Australian Politician Defends Virus Travel Ban Extension After China Calls It ‘Extreme’

Australia extends ban on visitors from China

Australia's China travel ban extended for a week over virus fears

Australia will extend its ban on people entering the country from mainland China due to the coronavirus for an extra week, Prime Minister Scott Morrison said.

The government's original 14 day ban was put in place to try and stop the spread of coronavirus, now officially known as COVID-19.

More than 60,000 people have been infected with the virus around the world, with the death toll now sitting at 1,369.

China has reported its highly daily death toll to coronavirus after those killed by the infection rose by more than 240 overnight.

No quarantined Australians at Christmas Island and Darwin have tested positive to the virus, with the first group of evacuees due to return home on Monday.

Nine of the 15 confirmed COVID-19 cases in Australia are in stable condition and six have been cleared.

The WHO director-general Tedros Adhanom Ghebreyesus said countries should not impose trade or travel restrictions against China because they could cause "fear and stigma".

"We know the decision to extend these restrictions will be hard for many students during what is already a very stressful time", she said.

"We have heard alarming reports from the media, social media and firsthand accounts of people with an Asian background being targets of discrimination, racism and racial profiling", President Dr Annabelle Bennet said.

Passengers from a China Southern Airlines flight touch down in Australia last month. "This is something we will continue to review on a weekly basis, and consider all the medical evidence on a weekly basis", Mr Morrison said.

"You can understand it from the Chinese perspective".
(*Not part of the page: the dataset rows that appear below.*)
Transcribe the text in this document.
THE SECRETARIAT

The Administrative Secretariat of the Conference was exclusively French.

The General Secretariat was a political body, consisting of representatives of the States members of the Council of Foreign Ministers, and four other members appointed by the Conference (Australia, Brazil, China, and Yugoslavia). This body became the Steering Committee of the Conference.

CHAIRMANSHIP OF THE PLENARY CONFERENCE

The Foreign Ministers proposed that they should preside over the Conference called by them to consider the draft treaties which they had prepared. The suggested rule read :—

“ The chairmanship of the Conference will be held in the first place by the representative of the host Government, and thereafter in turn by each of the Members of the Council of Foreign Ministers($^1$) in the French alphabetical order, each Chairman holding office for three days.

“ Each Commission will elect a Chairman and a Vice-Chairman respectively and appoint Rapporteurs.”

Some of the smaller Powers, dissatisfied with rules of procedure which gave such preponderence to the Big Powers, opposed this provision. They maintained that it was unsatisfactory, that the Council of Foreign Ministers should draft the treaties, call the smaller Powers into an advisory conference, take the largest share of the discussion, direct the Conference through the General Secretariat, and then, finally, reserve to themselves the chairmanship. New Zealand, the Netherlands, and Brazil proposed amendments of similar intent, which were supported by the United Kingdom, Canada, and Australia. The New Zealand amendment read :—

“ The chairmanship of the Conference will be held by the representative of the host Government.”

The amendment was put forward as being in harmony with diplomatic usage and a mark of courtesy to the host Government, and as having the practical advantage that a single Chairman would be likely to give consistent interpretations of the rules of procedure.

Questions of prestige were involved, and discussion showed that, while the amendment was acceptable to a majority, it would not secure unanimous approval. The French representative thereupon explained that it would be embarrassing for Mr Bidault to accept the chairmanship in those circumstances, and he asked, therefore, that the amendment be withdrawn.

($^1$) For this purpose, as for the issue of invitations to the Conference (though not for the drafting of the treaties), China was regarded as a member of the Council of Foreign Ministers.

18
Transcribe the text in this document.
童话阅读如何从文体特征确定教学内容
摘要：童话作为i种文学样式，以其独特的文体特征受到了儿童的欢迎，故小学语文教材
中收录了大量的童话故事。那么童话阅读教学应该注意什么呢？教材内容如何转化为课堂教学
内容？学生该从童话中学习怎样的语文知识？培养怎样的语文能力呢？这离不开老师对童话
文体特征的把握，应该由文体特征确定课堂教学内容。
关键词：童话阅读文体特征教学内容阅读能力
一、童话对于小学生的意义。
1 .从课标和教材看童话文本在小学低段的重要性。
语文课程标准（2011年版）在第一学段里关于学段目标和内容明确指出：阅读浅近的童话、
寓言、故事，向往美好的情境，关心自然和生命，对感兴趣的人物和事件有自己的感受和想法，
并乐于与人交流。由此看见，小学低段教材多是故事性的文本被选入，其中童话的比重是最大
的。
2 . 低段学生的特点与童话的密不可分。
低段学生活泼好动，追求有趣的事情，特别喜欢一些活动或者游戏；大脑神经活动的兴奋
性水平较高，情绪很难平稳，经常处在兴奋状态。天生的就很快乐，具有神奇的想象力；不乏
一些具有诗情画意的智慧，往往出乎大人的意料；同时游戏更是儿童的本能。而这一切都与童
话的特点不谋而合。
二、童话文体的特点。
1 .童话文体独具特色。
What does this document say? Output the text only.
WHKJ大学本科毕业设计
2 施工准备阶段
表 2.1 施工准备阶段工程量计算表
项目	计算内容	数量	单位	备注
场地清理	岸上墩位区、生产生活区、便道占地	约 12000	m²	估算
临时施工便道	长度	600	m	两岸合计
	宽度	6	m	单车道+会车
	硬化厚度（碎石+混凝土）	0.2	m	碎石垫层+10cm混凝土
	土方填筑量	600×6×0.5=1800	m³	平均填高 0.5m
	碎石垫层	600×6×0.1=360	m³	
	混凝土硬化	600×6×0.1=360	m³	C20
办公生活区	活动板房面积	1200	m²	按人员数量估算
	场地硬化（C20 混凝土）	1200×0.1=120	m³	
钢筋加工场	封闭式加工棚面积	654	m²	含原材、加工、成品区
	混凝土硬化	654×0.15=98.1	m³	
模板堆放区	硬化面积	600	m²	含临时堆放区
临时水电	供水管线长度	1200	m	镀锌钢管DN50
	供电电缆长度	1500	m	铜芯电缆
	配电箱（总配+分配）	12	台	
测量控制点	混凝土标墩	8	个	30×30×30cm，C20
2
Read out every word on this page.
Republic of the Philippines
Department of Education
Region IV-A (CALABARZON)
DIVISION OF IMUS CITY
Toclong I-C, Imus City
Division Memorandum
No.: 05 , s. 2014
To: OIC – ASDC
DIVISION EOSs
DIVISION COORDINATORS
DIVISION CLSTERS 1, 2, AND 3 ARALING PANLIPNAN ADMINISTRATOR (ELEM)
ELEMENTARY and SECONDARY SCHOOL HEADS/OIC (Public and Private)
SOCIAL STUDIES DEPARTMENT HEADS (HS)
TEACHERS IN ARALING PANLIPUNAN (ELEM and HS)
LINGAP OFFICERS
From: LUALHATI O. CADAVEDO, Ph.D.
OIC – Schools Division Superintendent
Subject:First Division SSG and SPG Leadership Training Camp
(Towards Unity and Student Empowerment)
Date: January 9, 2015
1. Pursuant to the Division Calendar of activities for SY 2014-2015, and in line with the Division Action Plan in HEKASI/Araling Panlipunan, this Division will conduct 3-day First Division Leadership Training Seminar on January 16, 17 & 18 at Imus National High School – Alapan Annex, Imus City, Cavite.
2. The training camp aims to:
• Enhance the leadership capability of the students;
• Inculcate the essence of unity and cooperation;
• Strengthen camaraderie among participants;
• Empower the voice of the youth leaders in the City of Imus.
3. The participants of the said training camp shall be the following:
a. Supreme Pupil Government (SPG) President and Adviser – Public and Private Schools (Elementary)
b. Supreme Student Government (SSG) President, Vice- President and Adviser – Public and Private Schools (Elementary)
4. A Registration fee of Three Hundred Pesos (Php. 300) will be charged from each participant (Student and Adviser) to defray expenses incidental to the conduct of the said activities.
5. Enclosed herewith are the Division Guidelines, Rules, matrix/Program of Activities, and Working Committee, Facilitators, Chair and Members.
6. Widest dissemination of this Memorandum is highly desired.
"We know the decision to extend these restrictions will be hard for many students during what is already a very stressful time", she said.

More than 100,000 global students stranded in China have been unable to begin their university classes in Australia this term, according to the Australian Broadcasting Corp.

Work is also underway on extending existing domestic tourism campaigns to help businesses impacted by the downturn in foreign visitors.

The ban extension has been slammed by the director of Victoria's Migrant Workers Centre Matt Kunkel. "Only Australia and a small number of countries have taken such extreme measures which are overreaction indeed", a spokesperson said in a statement.

Meanwhile, an Australian public health expert is being sent to Japan to look at the handling of the cruise ship Diamond Princess' quarantine process and provide assistance to the government.